Most of you know my politics. I don't mention too much about it on here, because I talk about it so much in my every day life. In fact, my first conversation with Alex this morning was an effort to explain the purpose of a primary election.

Politics aside, I whole-heartidly support what our armed forces are doing around the world to protect us. My Grandpa Rogers was a WWII vet and I was raised with a huge amount of respect for what soldiers and their families do. My father in law was a Marine. I get choked up when I hear the Star Spangled banner or I see soldiers waiting in line at McDonald's. I can't help it. I'm a sap.

I'm not sure whether or not going to Iraq was the right decision, but I can't imagine having to make that decision, so who am I to second guess? I do wish our soldiers didn't have to be in harm's way and I think about their sacrifice every day. I am so proud of all the men and women fighting to keep us safe, comfortable, and free. One man in particular gets most of our prayers.

Jennifer's cousin Tim is back in Iraq for another tour of duty. I've known Tim longer than I've known Geeg. He moved away when we were small, but he was such a part of my early years that I've always considered him a good friend. The war got a lot scarier for me when I knew Tim was over there and could be hurt. I think about him a great deal and our kids and I pray for his safe return every day.
Alex wanted to do something to help Tim during his deployment. I thought a care package might be a great way to help Alex help Tim. Jennifer helped us get a list of things Tim might like to have and she gave us his incredibly long mailing address. I would be the worst mailman ever if I had to deliver to those kinds of addresses! I thought it would be a great lesson in patriotism and appreciation for the kids, but it quickly became so much more.

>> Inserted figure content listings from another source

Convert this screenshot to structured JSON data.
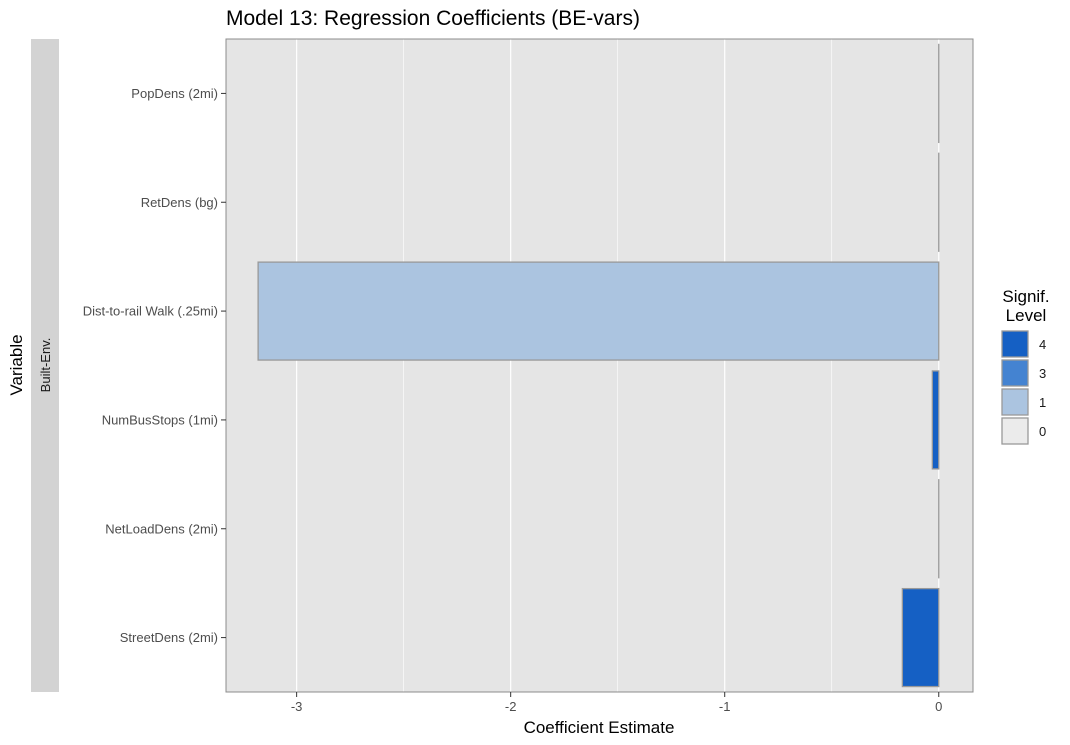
{
  "chart_data": {
    "type": "bar",
    "orientation": "horizontal",
    "title": "Model 13: Regression Coefficients (BE-vars)",
    "xlabel": "Coefficient Estimate",
    "ylabel": "Variable",
    "facet_label": "Built-Env.",
    "categories": [
      "PopDens (2mi)",
      "RetDens (bg)",
      "Dist-to-rail Walk (.25mi)",
      "NumBusStops (1mi)",
      "NetLoadDens (2mi)",
      "StreetDens (2mi)"
    ],
    "values": [
      0.0,
      0.0,
      -3.18,
      -0.03,
      0.0,
      -0.17
    ],
    "signif_level": [
      "0",
      "0",
      "1",
      "4",
      "0",
      "4"
    ],
    "xlim": [
      -3.33,
      0.16
    ],
    "xticks": [
      -3,
      -2,
      -1,
      0
    ],
    "grid": true,
    "legend": {
      "title_line1": "Signif.",
      "title_line2": "Level",
      "position": "right",
      "entries": [
        {
          "label": "4",
          "color": "#1560c4"
        },
        {
          "label": "3",
          "color": "#4483d1"
        },
        {
          "label": "1",
          "color": "#abc4e0"
        },
        {
          "label": "0",
          "color": "#ebebeb"
        }
      ]
    },
    "colors": {
      "panel_bg": "#e5e5e5",
      "grid": "#ffffff",
      "bar_outline": "#999999",
      "strip_bg": "#d3d3d3"
    }
  }
}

Alex asks about "our friend the solider" and whether or not he's okay. I try to be careful about having the news turned too loud in the van or on while I'm fixing dinner because I don't want to burden his little heart with worry. At the same time, it's important he know the sacrifice so many willingly make to keep our country free and safe. While I'm scared for Tim and his family, I'm also so incredibly proud of his service!